The medical treatment context actually provides a good illustration of why we have to be very careful about government use of race. As noted earlier, there are some instances in which good science might uncover biological reasons why certain treatments work differently depending on the race of the patient. And some level of deference to medical expertise, even in the application of strict scrutiny, might be appropriate (just as some level of deference is accorded universities in the admissions setting). But some studies suggesting different medical-treatment outcomes for patients of different races may end up, upon closer inspection, being based not on biology and physiology, but on socioeconomic or behavioral characteristics (such as failure of some patients to abide by post-treatment protocols) that happen to correlate with race (or class). And telling a patient that he should not get a treatment because other members of his racial group may tend to engage in certain behaviors (with the result being there are studies that show the treatment is less effective for his race) is obviously problematic. We are not saying that the science on which Dr. Bell relied is of this type. But we can’t know until, in the lawsuit, he explains more specifically what science he relied on and why it was good science on which to rely. As the Supreme Court reminded us in the 2013 Fisher v. University of Texas affirmative action case, strict scrutiny requires courts not to simply accept the government’s good-faith beliefs that the use of race is justified, but to independently examine the government’s data and its analysis to make sure the government has a sound (and not just good-hearted) basis for using race. That is, strict scrutiny exists to force the government to explain why it took race into account, and why, objectively, it made sense to do so. Until Dr. Bell explains in more depth what data and analysis he relied on to take Mitchell’s race into account, it is impossible to know whether Dr. Bell should reasonably have known that his actions violated equal protection (if they did).

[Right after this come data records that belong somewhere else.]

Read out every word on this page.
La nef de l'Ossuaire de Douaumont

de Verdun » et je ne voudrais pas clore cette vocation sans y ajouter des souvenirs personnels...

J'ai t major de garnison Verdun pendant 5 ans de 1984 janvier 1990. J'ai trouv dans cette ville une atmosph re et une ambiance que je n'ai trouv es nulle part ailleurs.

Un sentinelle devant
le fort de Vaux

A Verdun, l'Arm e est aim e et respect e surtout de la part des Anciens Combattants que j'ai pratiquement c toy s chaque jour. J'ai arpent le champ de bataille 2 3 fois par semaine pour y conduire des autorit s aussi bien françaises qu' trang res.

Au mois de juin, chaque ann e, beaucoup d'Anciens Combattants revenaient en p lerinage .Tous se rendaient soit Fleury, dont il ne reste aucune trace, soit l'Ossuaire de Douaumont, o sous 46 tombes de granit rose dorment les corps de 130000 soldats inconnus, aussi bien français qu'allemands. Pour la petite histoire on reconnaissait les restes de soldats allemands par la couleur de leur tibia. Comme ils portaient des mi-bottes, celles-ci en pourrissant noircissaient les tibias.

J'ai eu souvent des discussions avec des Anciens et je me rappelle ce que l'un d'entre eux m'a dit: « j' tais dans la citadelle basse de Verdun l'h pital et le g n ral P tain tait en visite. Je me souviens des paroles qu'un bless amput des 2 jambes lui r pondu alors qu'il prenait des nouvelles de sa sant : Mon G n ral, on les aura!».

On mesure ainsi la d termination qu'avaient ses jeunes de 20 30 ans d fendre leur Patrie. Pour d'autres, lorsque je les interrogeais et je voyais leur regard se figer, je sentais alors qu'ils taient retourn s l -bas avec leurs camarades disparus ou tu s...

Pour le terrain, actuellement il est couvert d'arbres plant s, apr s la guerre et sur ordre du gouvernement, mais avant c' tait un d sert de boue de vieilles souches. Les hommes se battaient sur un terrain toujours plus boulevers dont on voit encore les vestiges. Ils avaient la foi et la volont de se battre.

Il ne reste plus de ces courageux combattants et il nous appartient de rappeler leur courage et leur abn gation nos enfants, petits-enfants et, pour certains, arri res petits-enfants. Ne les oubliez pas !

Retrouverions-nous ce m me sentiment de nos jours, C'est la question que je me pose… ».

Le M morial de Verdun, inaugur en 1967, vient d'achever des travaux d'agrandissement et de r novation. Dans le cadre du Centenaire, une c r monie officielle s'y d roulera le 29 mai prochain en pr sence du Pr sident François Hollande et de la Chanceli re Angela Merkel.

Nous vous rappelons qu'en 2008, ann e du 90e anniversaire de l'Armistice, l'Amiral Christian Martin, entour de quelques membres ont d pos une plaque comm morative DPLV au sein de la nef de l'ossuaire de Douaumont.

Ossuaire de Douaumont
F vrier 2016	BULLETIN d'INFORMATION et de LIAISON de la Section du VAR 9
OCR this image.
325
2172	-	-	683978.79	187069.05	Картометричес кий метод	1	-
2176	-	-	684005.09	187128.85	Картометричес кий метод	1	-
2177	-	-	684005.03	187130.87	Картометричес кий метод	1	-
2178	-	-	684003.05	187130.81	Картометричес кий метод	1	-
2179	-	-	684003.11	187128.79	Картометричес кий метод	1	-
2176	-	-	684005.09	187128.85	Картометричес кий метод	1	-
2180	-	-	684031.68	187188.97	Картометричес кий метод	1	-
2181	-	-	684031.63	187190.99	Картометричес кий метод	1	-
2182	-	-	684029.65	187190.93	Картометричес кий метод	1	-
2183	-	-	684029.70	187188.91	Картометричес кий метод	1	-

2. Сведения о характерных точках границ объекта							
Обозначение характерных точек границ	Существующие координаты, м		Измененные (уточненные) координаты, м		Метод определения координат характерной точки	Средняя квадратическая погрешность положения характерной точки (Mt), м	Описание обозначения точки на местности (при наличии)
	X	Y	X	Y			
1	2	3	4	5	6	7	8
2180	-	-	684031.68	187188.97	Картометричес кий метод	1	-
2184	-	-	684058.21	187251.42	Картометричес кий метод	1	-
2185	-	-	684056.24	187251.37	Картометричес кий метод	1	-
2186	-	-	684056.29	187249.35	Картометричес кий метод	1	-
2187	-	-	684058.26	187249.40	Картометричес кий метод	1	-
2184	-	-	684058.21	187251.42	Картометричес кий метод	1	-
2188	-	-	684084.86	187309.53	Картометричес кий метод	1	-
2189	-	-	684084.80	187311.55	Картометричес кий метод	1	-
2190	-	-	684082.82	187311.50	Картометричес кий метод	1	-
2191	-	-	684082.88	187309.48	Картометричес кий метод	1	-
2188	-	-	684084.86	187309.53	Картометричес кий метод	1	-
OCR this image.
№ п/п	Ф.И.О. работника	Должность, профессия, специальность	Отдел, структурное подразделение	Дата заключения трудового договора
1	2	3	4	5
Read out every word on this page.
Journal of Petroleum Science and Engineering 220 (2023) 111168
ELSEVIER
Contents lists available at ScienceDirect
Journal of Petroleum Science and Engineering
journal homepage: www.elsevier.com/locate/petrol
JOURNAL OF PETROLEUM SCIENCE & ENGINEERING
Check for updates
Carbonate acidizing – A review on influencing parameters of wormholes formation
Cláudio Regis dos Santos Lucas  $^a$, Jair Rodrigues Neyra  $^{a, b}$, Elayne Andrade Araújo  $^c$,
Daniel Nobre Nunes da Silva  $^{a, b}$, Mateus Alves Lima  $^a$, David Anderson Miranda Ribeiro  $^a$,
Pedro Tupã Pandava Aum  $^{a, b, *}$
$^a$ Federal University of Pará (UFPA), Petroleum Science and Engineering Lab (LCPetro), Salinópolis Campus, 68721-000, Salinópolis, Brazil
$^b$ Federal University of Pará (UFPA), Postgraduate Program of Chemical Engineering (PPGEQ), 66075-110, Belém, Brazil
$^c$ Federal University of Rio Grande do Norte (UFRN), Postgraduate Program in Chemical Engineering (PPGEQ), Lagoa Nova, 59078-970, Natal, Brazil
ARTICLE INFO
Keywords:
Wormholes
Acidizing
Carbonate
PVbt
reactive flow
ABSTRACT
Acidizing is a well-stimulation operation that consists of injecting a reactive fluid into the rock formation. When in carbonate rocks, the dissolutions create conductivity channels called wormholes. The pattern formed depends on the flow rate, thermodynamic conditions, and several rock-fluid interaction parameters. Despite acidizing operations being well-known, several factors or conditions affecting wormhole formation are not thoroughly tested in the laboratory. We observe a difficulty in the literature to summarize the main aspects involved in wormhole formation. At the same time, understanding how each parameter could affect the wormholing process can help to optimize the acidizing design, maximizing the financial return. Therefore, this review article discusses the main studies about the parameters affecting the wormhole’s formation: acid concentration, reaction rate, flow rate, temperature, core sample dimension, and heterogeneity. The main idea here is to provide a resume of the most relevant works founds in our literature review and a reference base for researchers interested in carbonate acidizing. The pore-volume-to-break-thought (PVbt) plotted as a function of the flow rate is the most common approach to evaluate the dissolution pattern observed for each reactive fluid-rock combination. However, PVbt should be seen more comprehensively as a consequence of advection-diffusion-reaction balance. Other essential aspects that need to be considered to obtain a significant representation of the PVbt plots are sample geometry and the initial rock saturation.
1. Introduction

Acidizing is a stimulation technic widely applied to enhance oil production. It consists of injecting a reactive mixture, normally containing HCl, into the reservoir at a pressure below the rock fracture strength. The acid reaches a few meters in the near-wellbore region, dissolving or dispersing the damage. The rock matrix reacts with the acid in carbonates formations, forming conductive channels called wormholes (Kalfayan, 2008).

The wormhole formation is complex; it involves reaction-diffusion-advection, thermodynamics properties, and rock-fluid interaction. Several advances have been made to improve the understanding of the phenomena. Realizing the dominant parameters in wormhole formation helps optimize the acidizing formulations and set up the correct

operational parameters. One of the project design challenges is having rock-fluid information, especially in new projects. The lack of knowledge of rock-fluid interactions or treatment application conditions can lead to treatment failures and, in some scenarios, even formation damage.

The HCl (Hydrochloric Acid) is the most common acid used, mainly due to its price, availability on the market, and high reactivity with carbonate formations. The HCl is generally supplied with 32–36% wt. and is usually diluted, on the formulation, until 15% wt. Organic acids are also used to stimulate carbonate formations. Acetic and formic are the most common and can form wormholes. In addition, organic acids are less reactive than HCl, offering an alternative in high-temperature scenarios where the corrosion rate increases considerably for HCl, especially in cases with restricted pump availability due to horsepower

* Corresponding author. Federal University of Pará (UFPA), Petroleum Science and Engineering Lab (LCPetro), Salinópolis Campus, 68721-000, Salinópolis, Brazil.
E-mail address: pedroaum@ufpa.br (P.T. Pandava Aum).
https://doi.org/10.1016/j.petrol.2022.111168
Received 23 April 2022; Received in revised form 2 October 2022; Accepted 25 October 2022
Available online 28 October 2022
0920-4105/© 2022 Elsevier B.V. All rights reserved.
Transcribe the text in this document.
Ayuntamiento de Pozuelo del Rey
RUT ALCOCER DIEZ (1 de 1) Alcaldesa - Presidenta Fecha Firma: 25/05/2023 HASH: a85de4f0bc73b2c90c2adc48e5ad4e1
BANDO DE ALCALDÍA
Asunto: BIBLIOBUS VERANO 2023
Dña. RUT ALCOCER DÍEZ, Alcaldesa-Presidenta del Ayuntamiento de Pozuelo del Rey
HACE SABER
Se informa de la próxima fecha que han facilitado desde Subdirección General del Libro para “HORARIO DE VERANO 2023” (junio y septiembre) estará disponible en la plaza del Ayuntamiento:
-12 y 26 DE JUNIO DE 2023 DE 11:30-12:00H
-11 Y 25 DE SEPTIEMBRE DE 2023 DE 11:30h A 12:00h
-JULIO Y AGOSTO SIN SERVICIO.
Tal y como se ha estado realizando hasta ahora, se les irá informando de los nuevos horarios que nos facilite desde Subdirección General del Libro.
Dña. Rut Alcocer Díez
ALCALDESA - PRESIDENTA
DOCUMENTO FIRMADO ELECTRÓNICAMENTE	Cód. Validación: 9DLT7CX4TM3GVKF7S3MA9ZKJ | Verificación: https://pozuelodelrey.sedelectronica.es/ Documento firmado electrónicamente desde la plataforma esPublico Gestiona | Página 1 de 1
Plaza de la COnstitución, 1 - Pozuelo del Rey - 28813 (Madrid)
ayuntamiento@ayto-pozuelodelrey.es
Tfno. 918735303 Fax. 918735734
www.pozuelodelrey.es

The Ninth Circuit’s decision to end this case now may be understandable given the significant likelihood that Dr. Bell can explain his use of race well enough to satisfy strict scrutiny (or at least well enough that he could have reasonably believed his actions would survive strict scrutiny), but because the Ninth Circuit says he did not offer any compelling justification for the use of race at all, the court’s analysis is internally inconsistent, and legally flawed.